Very often negotiations go on between individuals, banks and vulture funds, which is not going down on paper. They would not like to have a record that could allow someone to say, "Look what they said to me." I know of many cases where the banks are refusing to put these discussions and arguments on paper and are moving against people in a very aggressive fashion. I am sure it affects Government figures if it does not have clear black-and-white evidence of what these people are doing.
The current blight within the legislative system is totally inequitable from the perspective that no matter how big or how small the actual debt happens to be, the sentence is the same 12 years in purgatory - something that certainly has to be questioned in our modern age.
Members of the public have gotten into trouble, and bankruptcy could spell the end of their career, so they are left facing the barrel of the gun from the bank on one side or public humiliation on the other. Not everybody likes the idea of bankruptcy to escape the wrath of these vulture funds. There is a stigma associated with bankruptcy in Ireland. It would be treated differently in America, but we are where we are. I did not go into it voluntarily; Cerberus put me into it for exposing the fact that it paid a bribe to get Project Eagle across the line in Northern Ireland. That is my problem now.
The banks are well aware that many of these people do not see bankruptcy as an option for themselves because the humiliation can be difficult for them.

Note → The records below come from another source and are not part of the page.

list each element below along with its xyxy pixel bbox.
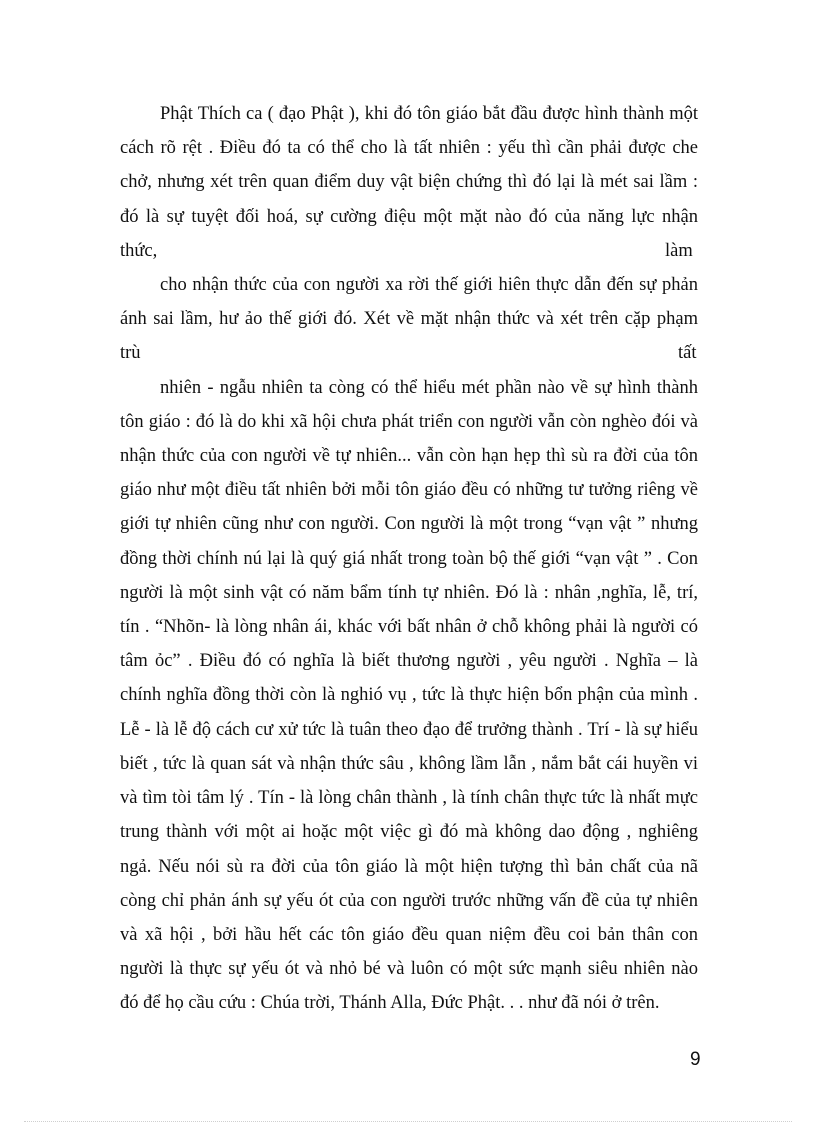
text-line: tâm ỏc” . Điều đó có nghĩa là biết thương người , yêu người . Nghĩa – là: [120, 651, 698, 671]
text-fragment: trù: [120, 343, 141, 363]
text-line: đồng thời chính nú lại là quý giá nhất trong toàn bộ thế giới “vạn vật ” . Con: [120, 549, 698, 569]
text-line: tín . “Nhõn- là lòng nhân ái, khác với bất nhân ở chỗ không phải là người có: [120, 617, 698, 637]
text-line: cho nhận thức của con người xa rời thế giới hiên thực dẫn đến sự phản: [160, 275, 698, 295]
text-line: trung thành với một ai hoặc một việc gì đó mà không dao động , nghiêng: [120, 822, 698, 842]
text-line: cách rõ rệt . Điều đó ta có thể cho là tất nhiên : yếu thì cần phải được che: [120, 138, 698, 158]
text-line: nhiên - ngẫu nhiên ta còng có thể hiểu mét phần nào về sự hình thành: [160, 378, 698, 398]
text-fragment: tất: [678, 343, 697, 363]
text-line: ánh sai lầm, hư ảo thế giới đó. Xét về mặt nhận thức và xét trên cặp phạm: [120, 309, 698, 329]
text-line: Phật Thích ca ( đạo Phật ), khi đó tôn giáo bắt đầu được hình thành một: [160, 104, 698, 124]
text-line: tôn giáo : đó là do khi xã hội chưa phát triển con người vẫn còn nghèo đói và: [120, 412, 698, 432]
text-line: và xã hội , bởi hầu hết các tôn giáo đều quan niệm đều coi bản thân con: [120, 925, 698, 945]
text-line: nhận thức của con người về tự nhiên... vẫn còn hạn hẹp thì sù ra đời của tôn: [120, 446, 698, 466]
text-line: biết , tức là quan sát và nhận thức sâu , không lầm lẫn , nắm bắt cái huyền vi: [120, 754, 698, 774]
text-line: giáo như một điều tất nhiên bởi mỗi tôn giáo đều có những tư tưởng riêng về: [120, 480, 698, 500]
text-line: và tìm tòi tâm lý . Tín - là lòng chân thành , là tính chân thực tức là nhất mực: [120, 788, 698, 808]
text-line: đó để họ cầu cứu : Chúa trời, Thánh Alla, Đức Phật. . . như đã nói ở trên.: [120, 993, 660, 1013]
text-line: ngả. Nếu nói sù ra đời của tôn giáo là một hiện tượng thì bản chất của nã: [120, 857, 698, 877]
text-fragment: làm: [665, 241, 693, 261]
text-line: Lễ - là lễ độ cách cư xử tức là tuân theo đạo để trưởng thành . Trí - là sự hiểu: [120, 720, 698, 740]
text-line: đó là sự tuyệt đối hoá, sự cường điệu một mặt nào đó của năng lực nhận: [120, 207, 698, 227]
text-line: chở, nhưng xét trên quan điểm duy vật biện chứng thì đó lại là mét sai lầm :: [120, 172, 698, 192]
text-line: chính nghĩa đồng thời còn là nghió vụ , tức là thực hiện bổn phận của mình .: [120, 685, 698, 705]
page-number: 9: [690, 1049, 701, 1070]
text-line: người là một sinh vật có năm bẩm tính tự nhiên. Đó là : nhân ,nghĩa, lễ, trí,: [120, 583, 698, 603]
footer-divider: [24, 1121, 792, 1122]
text-line: người là thực sự yếu ót và nhỏ bé và luôn có một sức mạnh siêu nhiên nào: [120, 959, 698, 979]
text-line: giới tự nhiên cũng như con người. Con người là một trong “vạn vật ” nhưng: [120, 514, 698, 534]
text-line: còng chỉ phản ánh sự yếu ót của con người trước những vấn đề của tự nhiên: [120, 891, 698, 911]
text-fragment: thức,: [120, 241, 158, 261]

The banks are well aware of the predicament for thousands of their distressed clients, in particular those who are close to retirement. The banks are letting their debtors know that they, the banks, can take their retirement lump sum at any time within the six years or 12 years, if they wait, before they impose the judgment. Imagine such a scenario. It is scary. People are trapped in employment and, worse still, cannot retire for fear the banks will take their retirement lump sum. The two years instead of six would certainly put manners on the banks and the vulture funds. I plead with the Government to consider this now. It is a long time since 2011.